In a thesaurus, a synonym for earnest is sincere. When purchasing real property, the buyer offers a sum of deposited money to be held to indicate their sincerity and intent to go through with the purchase process. The amount offered usually correlates somewhat with the purchase price of the real property.
However, this can vary by locality and custom. The amount of earnest money is also normally a negotiable item. The seller does not have to accept the initial amount offered by the prospective buyer. Sellers can require an increase in earnest money deposited for various reasons:
- Buyer has requested extended period to closing
- Buyer is offering zero or very low down payment
- Seller has increased interest or other offers on the property
- Buyer just offered too little money in the first place
- Seller is concerned about the buyer's ability to get a mortgage
In some cases, sellers may set a minimum earnest money amount in the listing advertisement. New home builders may also have certain minimum up-front deposit requirements.

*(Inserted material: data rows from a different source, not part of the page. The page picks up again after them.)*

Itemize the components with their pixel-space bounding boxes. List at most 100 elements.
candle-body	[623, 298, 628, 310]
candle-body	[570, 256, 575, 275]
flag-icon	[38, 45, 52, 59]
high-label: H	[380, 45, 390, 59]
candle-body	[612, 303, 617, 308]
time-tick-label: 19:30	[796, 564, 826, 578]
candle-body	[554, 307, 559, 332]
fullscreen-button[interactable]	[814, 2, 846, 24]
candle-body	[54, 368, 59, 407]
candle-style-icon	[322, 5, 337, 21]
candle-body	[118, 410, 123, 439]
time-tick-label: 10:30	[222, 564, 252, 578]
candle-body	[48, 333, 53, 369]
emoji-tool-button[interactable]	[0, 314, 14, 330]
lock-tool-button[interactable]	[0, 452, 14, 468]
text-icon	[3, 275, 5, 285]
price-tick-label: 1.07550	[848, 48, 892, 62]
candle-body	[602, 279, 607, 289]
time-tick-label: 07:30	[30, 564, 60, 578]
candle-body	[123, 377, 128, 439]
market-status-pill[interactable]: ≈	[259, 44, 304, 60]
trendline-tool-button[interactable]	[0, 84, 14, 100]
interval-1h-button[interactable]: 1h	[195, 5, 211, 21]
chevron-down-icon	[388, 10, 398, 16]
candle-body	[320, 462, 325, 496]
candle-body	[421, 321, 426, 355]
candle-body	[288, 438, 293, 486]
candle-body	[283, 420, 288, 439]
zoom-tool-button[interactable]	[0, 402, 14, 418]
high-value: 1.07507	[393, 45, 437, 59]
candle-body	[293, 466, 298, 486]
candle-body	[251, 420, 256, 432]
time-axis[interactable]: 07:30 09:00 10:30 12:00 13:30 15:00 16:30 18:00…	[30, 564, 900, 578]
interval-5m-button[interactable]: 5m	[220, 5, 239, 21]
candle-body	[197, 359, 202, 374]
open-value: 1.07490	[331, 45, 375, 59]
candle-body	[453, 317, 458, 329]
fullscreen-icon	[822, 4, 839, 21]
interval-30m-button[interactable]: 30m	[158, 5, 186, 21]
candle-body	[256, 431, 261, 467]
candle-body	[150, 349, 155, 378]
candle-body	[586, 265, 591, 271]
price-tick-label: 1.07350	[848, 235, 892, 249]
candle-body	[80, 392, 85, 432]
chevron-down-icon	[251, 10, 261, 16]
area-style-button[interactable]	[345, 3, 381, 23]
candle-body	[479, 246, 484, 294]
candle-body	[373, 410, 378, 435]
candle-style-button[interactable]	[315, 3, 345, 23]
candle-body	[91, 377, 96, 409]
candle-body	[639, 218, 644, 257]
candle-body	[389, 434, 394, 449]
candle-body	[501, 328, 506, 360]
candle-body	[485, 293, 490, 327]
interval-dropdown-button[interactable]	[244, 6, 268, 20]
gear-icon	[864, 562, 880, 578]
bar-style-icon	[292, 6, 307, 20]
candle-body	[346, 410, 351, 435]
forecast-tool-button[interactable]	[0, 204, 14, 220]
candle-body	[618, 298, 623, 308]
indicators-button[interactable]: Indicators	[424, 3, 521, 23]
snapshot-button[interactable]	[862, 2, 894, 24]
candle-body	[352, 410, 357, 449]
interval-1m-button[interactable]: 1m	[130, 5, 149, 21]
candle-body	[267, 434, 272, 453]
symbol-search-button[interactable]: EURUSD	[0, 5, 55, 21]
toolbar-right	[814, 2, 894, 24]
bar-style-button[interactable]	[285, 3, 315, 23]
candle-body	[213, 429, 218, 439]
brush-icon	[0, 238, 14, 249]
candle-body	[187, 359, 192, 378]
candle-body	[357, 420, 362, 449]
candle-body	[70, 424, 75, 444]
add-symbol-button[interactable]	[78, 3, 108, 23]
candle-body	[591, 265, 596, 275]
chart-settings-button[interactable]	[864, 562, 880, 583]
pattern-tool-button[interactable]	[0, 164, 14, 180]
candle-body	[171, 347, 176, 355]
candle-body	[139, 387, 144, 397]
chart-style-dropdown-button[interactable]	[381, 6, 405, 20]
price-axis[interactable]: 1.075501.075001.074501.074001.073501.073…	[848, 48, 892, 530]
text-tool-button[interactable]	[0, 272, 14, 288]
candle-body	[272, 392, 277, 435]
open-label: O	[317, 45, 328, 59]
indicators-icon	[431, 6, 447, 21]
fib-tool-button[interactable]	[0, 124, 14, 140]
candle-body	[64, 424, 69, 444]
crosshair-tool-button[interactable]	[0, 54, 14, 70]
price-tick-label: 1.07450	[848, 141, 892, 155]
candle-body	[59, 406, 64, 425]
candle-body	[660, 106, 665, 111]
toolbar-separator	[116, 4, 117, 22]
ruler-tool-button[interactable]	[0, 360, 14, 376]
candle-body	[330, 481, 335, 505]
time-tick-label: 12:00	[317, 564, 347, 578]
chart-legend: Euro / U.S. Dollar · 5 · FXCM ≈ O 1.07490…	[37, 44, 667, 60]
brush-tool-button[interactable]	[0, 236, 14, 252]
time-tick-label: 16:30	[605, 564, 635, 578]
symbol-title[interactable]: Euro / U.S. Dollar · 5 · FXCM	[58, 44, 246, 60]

Most states have very strict rules regarding the handling of and accounting for earnest money deposits.
The money is usually held in an escrow company account, title company account, buyers' broker trust account, or sellers' broker trust account. It is always the buyer's money in a transaction that goes through to closing. On the settlement statement, it is used to offset the buyers' costs in the transaction.
The disposition of earnest money in a dispute and a failed transaction is also spelled out in state law and real estate regulations. In many real estate contracts, the buyer and seller agree to mediate before going to court and taking further legal action. Mediation usually results in an agreement by the parties as to how to distribute earnest money in the failed deal. In many cases just avoiding the cost of mediation will result in an agreement between the parties. In all cases, real estate agents and brokers should place the highest priority on the handling of client funds.
Investors and Earnest Money
Real estate investment involves a number of strategies, and they each have unique characteristics. Some are better if the investor can keep their earnest money deposit to a minimum. Of course, this has a lot to do with the game plan the seller has in place.
When it comes to wholesale, it's a goal to invest as little as possible into the deal. The wholesaler who uses an assignment contract will need to put up some earnest money but will want to keep it low. The good news is that you're generally working with a highly motivated seller. They may accept very low earnest money deposits because they haven't been able to sell and want out of the property.
Sure, you can cut a deal on the other end with your buyer to cover your earnest money, but that will only happen if both deals end up closing. I have heard of wholesalers putting as little as $100 into an earnest money deposit to lock up a property.
The Competitive Situation
In hot real estate markets, buyers may find themselves competing for a property. Ignoring arguments for or against getting into this situation, if you are and you want the property, earnest money can help. If you're sure you can perform, get your mortgage and close on the deal, then earnest money is simply a front-end deposit on your down payment and closing costs.
Should you end up in a bidding situation, you really want the home, and you know that you can get the mortgage and close on the deal, then up your earnest money. The seller may be comparing several offers, and there may even be one higher than yours. However, if you are offering significantly more earnest money, you may get the home!